Tropism of mesenchymal stem cell toward CD133+ stem cell of glioblastoma in vitro and promote tumor proliferation in vivo

• Main Authors: Lorena Favaro Pavon, Tatiana Tais Sibov, Andrea Vieira de Souza, Edgar Ferreira da Cruz, Suzana M. F. Malheiros, Francisco Romero Cabral, Jean Gabriel de Souza, Pamela Boufleur, Daniela Mara de Oliveira, Silvia Regina Caminada de Toledo, Luciana C. Marti, Jackeline Moraes Malheiros, Fernando F. Paiva, Alberto Tannús, Sérgio Mascarenhas de Oliveira, Ana Marisa Chudzinski-Tavassi, Manoel A. de Paiva Neto, Sérgio Cavalheiro
• Format: Article
• Language: English
• Published: BMC 2018-11-01
• Series: Stem Cell Research & Therapy
• Subjects: CD133+ cells; MSCs; Tropism; Chemokines; Experimental model; Exosomes
• Online Access: http://link.springer.com/article/10.1186/s13287-018-1049-0
• ISSN: 1757-6512

Abstract Background Previous studies have demonstrated remarkable tropism of mesenchymal stem cells (MSCs) toward malignant gliomas, making these cells a potential vehicle for delivery of therapeutic agents to disseminated glioblastoma (GBM) cells.

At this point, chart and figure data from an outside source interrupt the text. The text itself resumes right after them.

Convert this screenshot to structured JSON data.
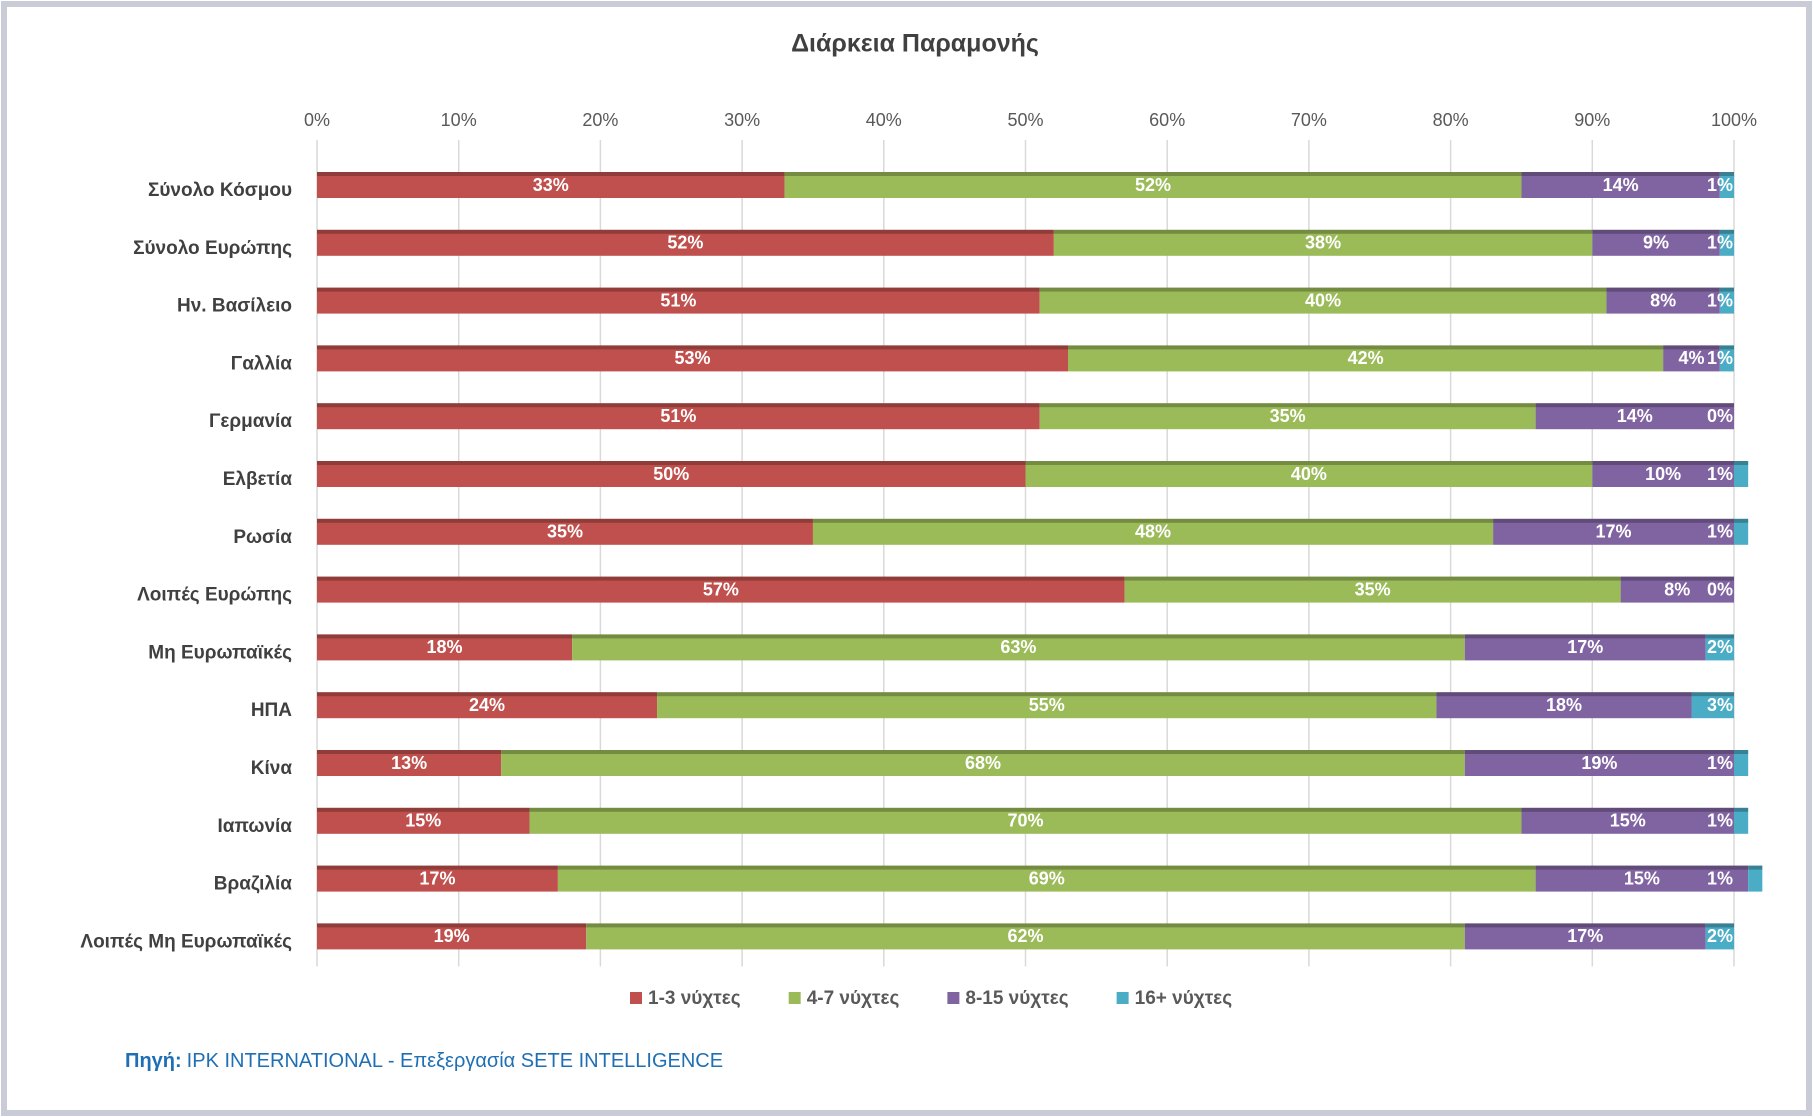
{
  "chart_data": {
    "type": "stacked-barh",
    "title": "Διάρκεια Παραμονής",
    "categories": [
      "Σύνολο Κόσμου",
      "Σύνολο Ευρώπης",
      "Ην. Βασίλειο",
      "Γαλλία",
      "Γερμανία",
      "Ελβετία",
      "Ρωσία",
      "Λοιπές Ευρώπης",
      "Μη Ευρωπαϊκές",
      "ΗΠΑ",
      "Κίνα",
      "Ιαπωνία",
      "Βραζιλία",
      "Λοιπές Μη Ευρωπαϊκές"
    ],
    "series": [
      {
        "name": "1-3 νύχτες",
        "color": "#c0504d",
        "values": [
          33,
          52,
          51,
          53,
          51,
          50,
          35,
          57,
          18,
          24,
          13,
          15,
          17,
          19
        ],
        "value_labels": [
          "33%",
          "52%",
          "51%",
          "53%",
          "51%",
          "50%",
          "35%",
          "57%",
          "18%",
          "24%",
          "13%",
          "15%",
          "17%",
          "19%"
        ]
      },
      {
        "name": "4-7 νύχτες",
        "color": "#9bbb59",
        "values": [
          52,
          38,
          40,
          42,
          35,
          40,
          48,
          35,
          63,
          55,
          68,
          70,
          69,
          62
        ],
        "value_labels": [
          "52%",
          "38%",
          "40%",
          "42%",
          "35%",
          "40%",
          "48%",
          "35%",
          "63%",
          "55%",
          "68%",
          "70%",
          "69%",
          "62%"
        ]
      },
      {
        "name": "8-15 νύχτες",
        "color": "#8064a2",
        "values": [
          14,
          9,
          8,
          4,
          14,
          10,
          17,
          8,
          17,
          18,
          19,
          15,
          15,
          17
        ],
        "value_labels": [
          "14%",
          "9%",
          "8%",
          "4%",
          "14%",
          "10%",
          "17%",
          "8%",
          "17%",
          "18%",
          "19%",
          "15%",
          "15%",
          "17%"
        ]
      },
      {
        "name": "16+ νύχτες",
        "color": "#4bacc6",
        "values": [
          1,
          1,
          1,
          1,
          0,
          1,
          1,
          0,
          2,
          3,
          1,
          1,
          1,
          2
        ],
        "value_labels": [
          "1%",
          "1%",
          "1%",
          "1%",
          "0%",
          "1%",
          "1%",
          "0%",
          "2%",
          "3%",
          "1%",
          "1%",
          "1%",
          "2%"
        ]
      }
    ],
    "xlim": [
      0,
      100
    ],
    "xticks": [
      {
        "value": 0,
        "label": "0%"
      },
      {
        "value": 10,
        "label": "10%"
      },
      {
        "value": 20,
        "label": "20%"
      },
      {
        "value": 30,
        "label": "30%"
      },
      {
        "value": 40,
        "label": "40%"
      },
      {
        "value": 50,
        "label": "50%"
      },
      {
        "value": 60,
        "label": "60%"
      },
      {
        "value": 70,
        "label": "70%"
      },
      {
        "value": 80,
        "label": "80%"
      },
      {
        "value": 90,
        "label": "90%"
      },
      {
        "value": 100,
        "label": "100%"
      }
    ],
    "grid": true,
    "legend": "bottom",
    "source_label": "Πηγή:",
    "source": "IPK INTERNATIONAL - Επεξεργασία SETE INTELLIGENCE"
  }
}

However, the potential contribution of MSCs to tumor progression is a matter of concern. It has been suggested that CD133+ GBM stem cells secrete a variety of chemokines, including monocytes chemoattractant protein-1 (MCP-1/CCL2) and stromal cell-derived factor-1(SDF-1/CXCL12), which could act in this tropism. However, the role in the modulation of this tropism of the subpopulation of CD133+ cells, which initiate GBM and the mechanisms underlying the tropism of MSCs to CD133+ GBM cells and their effects on tumor development, remains poorly defined. Methods/results We found that isolated and cultured MSCs (human umbilical cord blood MSCs) express CCR2 and CXCR4, the respective receptors for MCP-1/CCL2 and SDF-1/CXCL12, and demonstrated, in vitro, that MCP-1/CCL2 and SDF-1/CXC12, secreted by CD133+ GBM cells from primary cell cultures, induce the migration of MSCs. In addition, we confirmed that after in vivo GBM tumor establishment, by stereotaxic implantation of the CD133+ GBM cells labeled with Qdots (705 nm), MSCs labeled with multimodal iron oxide nanoparticles (MION) conjugated to rhodamine-B (Rh-B) (MION-Rh), infused by caudal vein, were able to cross the blood-brain barrier of the animal and migrate to the tumor region. Evaluation GBM tumors histology showed that groups that received MSC demonstrated tumor development, glial invasiveness, and detection of a high number of cycling cells. Conclusions Therefore, in this study, we validated the chemotactic effect of MCP-1/CCL2 and SDF-1/CXCL12 in mediating the migration of MSCs toward CD133+ GBM cells. However, we observed that, after infiltrating the tumor, MSCs promote tumor growth in vivo probably by release of exosomes. Thus, the use of these cells as a therapeutic carrier strategy to target GBM cells must be approached with caution.